また、これと前後して、一休は『骸骨』を発表。はじめての仮名法語。一般庶民にもよくわかるように書かれているが、一休自身の挿絵入りで、『骸骨』の宴会や、踊りが巧妙に描かれ、それに文章が加えられている。
「いにしへは道心をおこす人は寺に入りしが、今はみな寺をいづるなり。見ればぼうずに智識もなく、座禅をものうく思い、工夫をなさずして、道具をたのしみ、座敷をかざり、がまん(うぬぼれ)多くして、ただころもをきたるを名聞(みょうもん)にして、ころもはきたるとも、ただとりかへたる在家なるべし」
p163
といっている。やはり養叟一派の公案売りが頭にあったようだ。この末尾に、康生三年 (一四五七)四月八日と日付があって、わざわざお釈迦さまの誕生日にしているところなど、含むところがあるとみる。また四月十日は、臨済忌。応、燈、関の純禅の源流にそびえる、臨済恵照(*1)禅師の命日だ。紫野の仏法の堕落をなげいて、骸骨を借りて諸行無常を説法するこの法語は、一休文芸の卓抜さをうかがわせて、興味深いのだが、一休は、尸陀寺をまた(?)出て、狂乱の京都に出没したのち、薪の妙勝寺にきて、大応国師の寺が荒廃しつくしていたのを復興しながら、民衆にもわかる仮名法語を書くのである。
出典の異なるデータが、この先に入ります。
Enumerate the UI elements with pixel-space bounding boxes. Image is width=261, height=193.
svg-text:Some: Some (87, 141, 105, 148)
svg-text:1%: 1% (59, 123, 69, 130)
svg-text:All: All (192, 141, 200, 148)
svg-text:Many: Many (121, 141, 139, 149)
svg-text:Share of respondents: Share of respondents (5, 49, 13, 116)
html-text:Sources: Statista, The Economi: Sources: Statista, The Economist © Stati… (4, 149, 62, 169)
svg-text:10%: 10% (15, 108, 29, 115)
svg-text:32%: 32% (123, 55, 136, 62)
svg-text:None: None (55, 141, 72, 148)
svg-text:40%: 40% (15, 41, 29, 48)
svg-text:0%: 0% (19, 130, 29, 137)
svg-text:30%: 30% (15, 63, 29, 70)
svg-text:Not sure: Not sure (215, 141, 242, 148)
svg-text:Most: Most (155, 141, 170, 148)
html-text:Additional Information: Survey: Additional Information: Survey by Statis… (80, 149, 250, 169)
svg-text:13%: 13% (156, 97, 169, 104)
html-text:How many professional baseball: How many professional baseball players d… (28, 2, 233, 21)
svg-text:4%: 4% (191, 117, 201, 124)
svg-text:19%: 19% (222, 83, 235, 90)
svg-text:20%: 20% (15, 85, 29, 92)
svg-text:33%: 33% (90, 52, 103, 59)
(*1)臨済(りんざい。生年不明~八六六)唐の禅僧。曹州南華の人。名は義玄、諡は慧照禅師。臨済宗の祖。一説に八六七年生まれ。黄檗希運の法を継ぎ、参禅修行者には厳しい喝を与え、中国禅宗のなかで臨済宗は最も盛えた。(ブリタニカ国際大百科事典 小項目事典)
p163
大応が妙勝寺に住んだのは、わずかの期間だけれど、開山であるから、一休はわざわざ出入りの仏師に大応の木像を彫らせて開山堂を設立する。いまも、この木像と堂宇は残っている。酬恩庵というのは、つまり、大応開山の妙勝寺を、守る庵である。恩にむくいるとは、大応の恩であり、それは、大燈、徹翁、言外、華叟とつづいてきた純禅の恩である。一休は、華叟の禅は、養叟などにうけつがれていると思っていない。自らの肩にかかっていると自負しているのだから、この祖堂復興は、(京都紫野の)大徳寺への面あてともとれるし、純禅復興の槌音でもあった。もはや、乱れた京都では偽禅はともかく純粋禅はあり得なかった。田辺の薪村に、一休は純禅の根拠地をおいたのである。いまも残る一休寺は、この妙勝寺と酬恩庵を併称している。
田辺の薪村は、木津川に近い山の端にあって、小高い丘陵にかこまれた閑雅な里村だ。むかしから、舟便で、薪材を京都に送った歴史から、薪村とよばれた。京都から当時は舟が通った。木津川は笠置山の水をあつめて下ってくるけれど、田辺の里でやや北に向かって流れをかえたあと桂川と合流して、淀川に入るのである。